Modern ulus devlet inşasında, vatandaşın devlete olan sadakatinin arasına giren her türlü feodal, aşiret bazlı veya teokratik ara katman, sistem için bir tehdittir. 1925'teki yasa, aslında bir 'inanç yasaklaması' değil, devletin egemenlik alanını temizleme operasyonuydu.

Zihniyet Devrimi

Mustafa Kemal ve kadrosunun fark ettiği şuydu: Kurumları (Saltanat, Halifelik) kaldırmak kolaydır, ancak o kurumları besleyen zihniyeti dönüştürmek zordur. Tekkelerin kapatılması, işte bu zihniyet dönüşümünün, yani toplumu 'kul' statüsünden 'birey' statüsüne geçirme projesinin en radikal adımıydı.

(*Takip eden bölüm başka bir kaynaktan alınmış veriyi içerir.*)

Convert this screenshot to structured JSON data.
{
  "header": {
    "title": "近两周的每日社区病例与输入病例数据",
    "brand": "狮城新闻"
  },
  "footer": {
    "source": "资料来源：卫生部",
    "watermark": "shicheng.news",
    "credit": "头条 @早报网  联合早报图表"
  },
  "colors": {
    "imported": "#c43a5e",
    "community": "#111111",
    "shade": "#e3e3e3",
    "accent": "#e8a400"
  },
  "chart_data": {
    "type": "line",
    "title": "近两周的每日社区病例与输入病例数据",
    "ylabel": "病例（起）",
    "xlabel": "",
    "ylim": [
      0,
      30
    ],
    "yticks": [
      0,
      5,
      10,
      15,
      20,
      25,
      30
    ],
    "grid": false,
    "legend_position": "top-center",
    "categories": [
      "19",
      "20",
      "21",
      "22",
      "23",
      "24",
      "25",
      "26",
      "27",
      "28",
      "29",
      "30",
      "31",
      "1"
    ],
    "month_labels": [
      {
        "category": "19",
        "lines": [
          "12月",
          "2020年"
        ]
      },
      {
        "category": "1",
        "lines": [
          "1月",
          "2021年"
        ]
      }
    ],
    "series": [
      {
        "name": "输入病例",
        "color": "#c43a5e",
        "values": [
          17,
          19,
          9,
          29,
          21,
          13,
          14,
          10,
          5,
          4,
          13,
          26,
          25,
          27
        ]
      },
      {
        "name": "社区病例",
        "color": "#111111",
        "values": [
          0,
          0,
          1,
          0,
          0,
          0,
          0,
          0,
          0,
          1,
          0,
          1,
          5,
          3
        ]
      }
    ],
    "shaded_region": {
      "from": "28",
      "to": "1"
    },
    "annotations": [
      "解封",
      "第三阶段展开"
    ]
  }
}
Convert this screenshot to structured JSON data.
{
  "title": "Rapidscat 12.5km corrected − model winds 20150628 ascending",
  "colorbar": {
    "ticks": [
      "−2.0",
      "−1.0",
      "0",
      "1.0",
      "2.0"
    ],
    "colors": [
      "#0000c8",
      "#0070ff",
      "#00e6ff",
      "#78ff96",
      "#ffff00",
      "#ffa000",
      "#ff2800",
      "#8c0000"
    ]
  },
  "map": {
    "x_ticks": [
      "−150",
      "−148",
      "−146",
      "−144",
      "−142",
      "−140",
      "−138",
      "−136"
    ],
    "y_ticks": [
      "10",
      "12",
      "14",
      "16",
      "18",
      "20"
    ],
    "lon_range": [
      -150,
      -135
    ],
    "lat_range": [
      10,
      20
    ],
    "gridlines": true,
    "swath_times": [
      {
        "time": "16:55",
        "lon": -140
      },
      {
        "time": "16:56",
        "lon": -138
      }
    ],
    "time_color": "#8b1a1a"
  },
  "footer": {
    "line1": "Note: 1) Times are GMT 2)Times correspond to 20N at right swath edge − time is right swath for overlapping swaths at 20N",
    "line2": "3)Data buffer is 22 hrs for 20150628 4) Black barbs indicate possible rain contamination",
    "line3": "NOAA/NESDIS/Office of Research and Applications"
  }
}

Şeyhinin iki dudağı arasından çıkacak söze iradesini teslim etmiş bir kitleyle, rasyonel düşünen modern bir toplum inşa edilemezdi.

Bugüne Not

Bugün, İslam öncesi Arap toplumundan günümüze uzanan tarihsel süreçleri incelerken de aynı metodolojiyi izliyorum. Olayları sadece "kim, ne zaman, nerede" sorularıyla değil; "güç kimdeydi, ekonomik kaynaklar nasıl dağılıyordu, kitleler nasıl yönetiliyordu" sorularıyla ele alıyorum.

100 yıl sonra bugün, o kanunun ne kadar hayati olduğunu; "aklı hür, irfanı hür, vicdanı hür" nesillerin önemini daha iyi anlıyoruz.

Tarih, sadece geçmişi anmak için değil, bugünü anlamlandırmak için vardır.

Çöldeki Paris mi, yoksa karanlık bir kuyu mu? (İslam öncesi Arap toplumunda "cahiliye" kavramının yanlış anlaşılması üzerine)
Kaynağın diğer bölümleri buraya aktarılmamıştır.